Thursday, September 03, 2009

You Figure It Out: Royal Society On Geo-Engineering

A phase space diagram plotting cost vs. effectiveness of the various methods of geo-engineering under consideration as means of averting AGW. From the Royal Society's report on the topic. Note that "air capture" (ie carbon capture from ambient air), Pielke Jr.'s hobbyhorse, works OK but costs alot, and of course Roger Jr. is not happy with that assessment. Further, he seems to suspect a plot against him and his ideas.
Note too that the cheapest and most effective scheme, pumping aerosols into the stratosphere, is a political no-go. Aerosols shot into the sky in one place come down as acid rain in another country. Oopsie.
PS. The title comes from the fact that the reporters covering this story apparently found the diagram above quite confusing.

2 comments:

Gerrard787 said...

A post on AGW without a single use of the word "denier"? What's up BCL?

crf said...

Pielke ought to defer holding strong opinions about the issue of air-capture.

I am no expert, or scientist, but his paper, linked at the blog post you linked to, likely isn't very useful. It isn't a paper about analysis of the costs of various air-capture technologies, which would be a magnum opus (and something useful), it instead promises to be an exercise to, in the end, constrast the Stern review's costs with air capture's costs while "(seeking) to
err on the side of conservatism, that is, over-estimating future
costs of air capture." In other other words taking the costs of air-capture, about which we still have little real data, but doing so apparently "conservatively", and contrasting them with many carefully evaluated and caveated (though still criticisable) costs from Stern for mitigating climate change.

The first part of the paper is larded up with verbiage that has nothing to do with air-capture, or what Pielke is trying to show with respect to costs. I think he included it to try to make the case that his proposed analysis is something that would naturally be suggested by prior work. I didn't come away at all convinced, although, again, I admit, I know little about the subject. (It read a bit like the padding I used to fill in my grade 9 essays to get them over 1000 words.)

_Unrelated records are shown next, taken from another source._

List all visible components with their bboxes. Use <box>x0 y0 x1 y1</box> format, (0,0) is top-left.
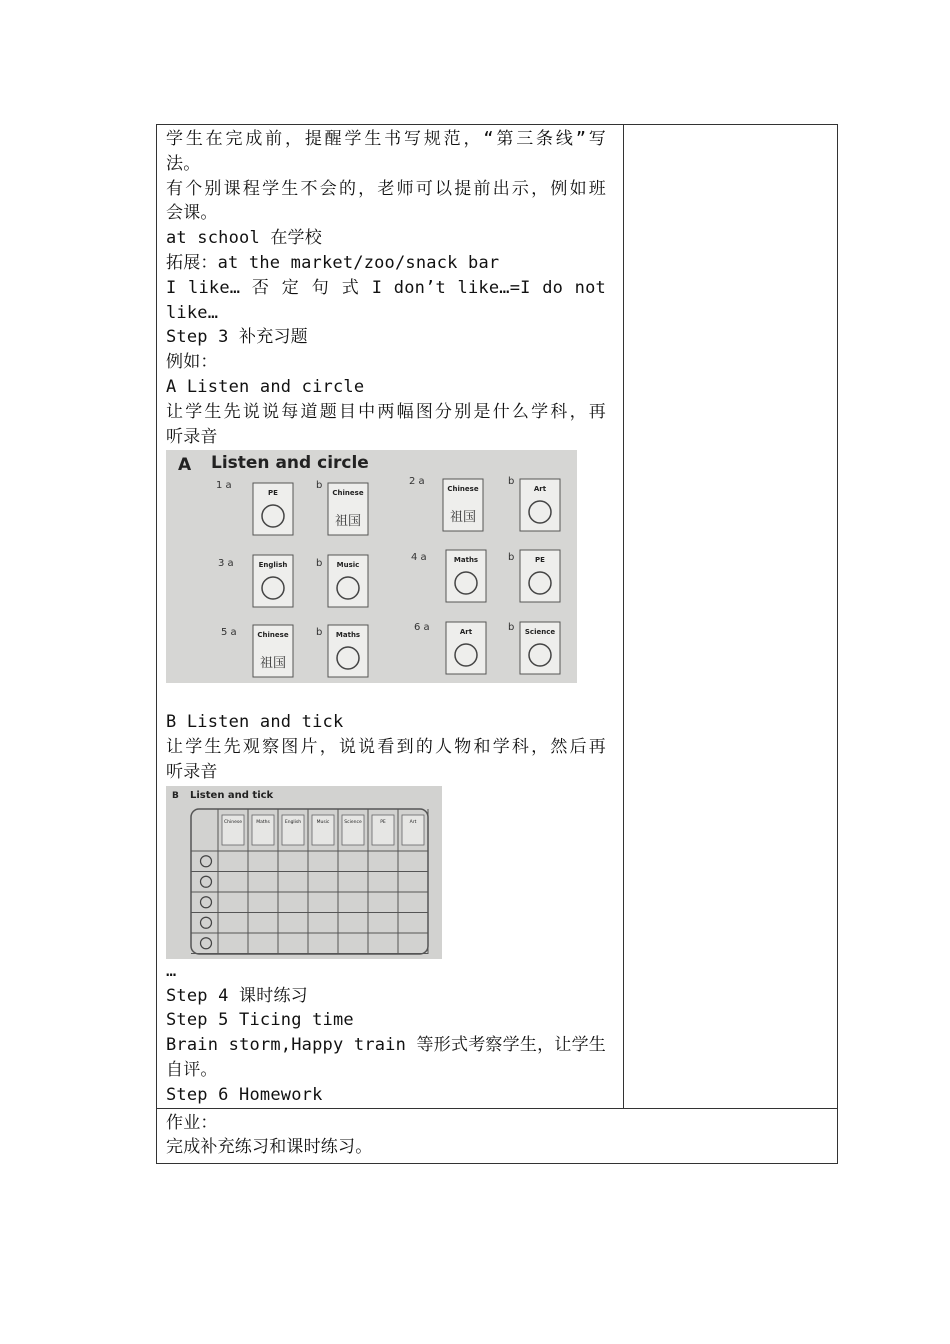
text-line: 法。 <box>166 153 201 174</box>
subject-label: Chinese <box>257 631 289 640</box>
text-line: B Listen and tick <box>166 712 344 733</box>
subject-label: Chinese <box>224 819 242 825</box>
subject-label: Maths <box>256 819 270 825</box>
subject-label: Chinese <box>447 485 479 494</box>
subject-label: Science <box>524 628 556 637</box>
homework-text: 完成补充练习和课时练习。 <box>166 1137 373 1158</box>
listen-and-tick-image <box>166 786 442 959</box>
question-number: 3 a <box>218 558 234 570</box>
text-line: 有个别课程学生不会的，老师可以提前出示，例如班 <box>166 178 606 199</box>
text-line: Step 6 Homework <box>166 1084 323 1105</box>
lesson-plan-table <box>156 124 838 1164</box>
subject-label: PE <box>535 556 545 565</box>
listen-and-circle-image <box>166 450 577 683</box>
text-line: like… <box>166 302 219 323</box>
subject-label: Music <box>316 819 330 825</box>
option-b-label: b <box>508 476 515 488</box>
chinese-glyph: 祖国 <box>334 514 362 530</box>
text-line: 学生在完成前，提醒学生书写规范，“第三条线”写 <box>166 129 606 149</box>
subject-label: PE <box>380 819 386 825</box>
subject-label: Science <box>344 819 362 825</box>
chinese-glyph: 祖国 <box>259 656 287 672</box>
text-line: 自评。 <box>166 1059 218 1080</box>
question-number: 5 a <box>221 627 237 639</box>
text-line: … <box>166 960 177 981</box>
text-line: 听录音 <box>166 761 218 782</box>
option-b-label: b <box>508 622 515 634</box>
text-line: A Listen and circle <box>166 376 365 397</box>
text-line: 让学生先说说每道题目中两幅图分别是什么学科，再 <box>166 401 606 422</box>
subject-label: Art <box>533 485 547 494</box>
question-number: 4 a <box>411 552 427 564</box>
text-line: Step 4 课时练习 <box>166 985 308 1006</box>
option-b-label: b <box>316 480 323 492</box>
text-line: at school 在学校 <box>166 228 322 249</box>
subject-label: Chinese <box>332 489 364 498</box>
subject-label: Art <box>409 819 417 825</box>
text-line: 会课。 <box>166 203 218 224</box>
chinese-glyph: 祖国 <box>449 510 477 526</box>
option-b-label: b <box>316 558 323 570</box>
text-line: Step 5 Ticing time <box>166 1010 354 1031</box>
exercise-b-letter: B <box>172 790 179 801</box>
question-number: 1 a <box>216 480 232 492</box>
subject-label: Music <box>336 561 360 570</box>
text-line: Brain storm,Happy train 等形式考察学生，让学生 <box>166 1035 606 1056</box>
text-line: Step 3 补充习题 <box>166 327 308 348</box>
subject-label: English <box>258 561 288 570</box>
question-number: 6 a <box>414 622 430 634</box>
text-line: 拓展：at the market/zoo/snack bar <box>166 252 500 273</box>
question-number: 2 a <box>409 476 425 488</box>
exercise-b-title: Listen and tick <box>190 789 274 801</box>
subject-label: Maths <box>335 631 361 640</box>
notes-cell <box>624 125 838 1109</box>
homework-cell <box>157 1108 838 1164</box>
exercise-a-letter: A <box>178 455 192 476</box>
lesson-steps-cell <box>157 125 624 1109</box>
subject-label: English <box>284 819 302 825</box>
option-b-label: b <box>508 552 515 564</box>
exercise-a-title: Listen and circle <box>211 453 369 474</box>
text-line: 听录音 <box>166 426 218 447</box>
subject-label: PE <box>268 489 278 498</box>
text-line: I like… 否 定 句 式 I don’t like…=I do not <box>166 277 606 298</box>
option-b-label: b <box>316 627 323 639</box>
text-line: 例如： <box>166 352 218 373</box>
subject-label: Maths <box>453 556 479 565</box>
subject-label: Art <box>459 628 473 637</box>
homework-label: 作业： <box>166 1112 218 1133</box>
text-line: 让学生先观察图片，说说看到的人物和学科，然后再 <box>166 737 606 758</box>
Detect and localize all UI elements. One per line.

This wouldn't be a pointless exercise if we had a good idea of the costs of air-capture, on the order of the certainty about costs from, say, crop failures due to drought, or even costs from replacing sources of carbon-dioxide coal plant with, say, a nuclear plant, or the cost of avoiding deforestation, or the cost of modifying a particular carbon-dioxide producing industrial process. But we do not (and maybe we cannot). Pielke in his paper claims:

"Making global cost estimates for any complex set of interrelated systems far into the future is a dubious enterprise. However, the analysis here shows that using very similar assumptions to the IPCC (2007) and Stern (2007), air capture compares favorably with the cost estimates for mitigation provided in those reports. The main reason for this surprising result, given that air capture has a relatively high cost per ton of carbon, is the long period for which no costs are incurred until the stabilization target is reached. Further, a factor not considered here (nor, apparently, in Stern or IPCC) is that the economy would likely grow at a higher rate than with early, aggressive mitigation, meaning that the costs of air capture would be a smaller fraction of future GDP than comparable costs per ton of C requiring large costs early in the century. The cost of air capture under the assumptions examined here is also less that (sic) the projected costs of unmitigated climate change over the 21st century, which Stern estimated to be from 5% to 20% of GDP annually and IPCC estimate to be 5% of global GDP by 2050."

Pielke's air capture assumptions are not likely similar to Stern's. The degree of dubiousness is different. Air capture doesn't exist, and may never exist, in which case we crash and burn. Stern considers known or likely means of mitigating climate change to 550 ppm, even with their wide uncertainties that lie in their scale and implementation (See chapter 10 of the Stern review).

We also do not know how cost would vary depending on how much any or all air-capture solutions were implemented (it could decrease, or it could increase). But answering those questions first is important, before criticising careful reviews like Stern's.

I think that Pielke's paper is premature, and cannot do what he wishes.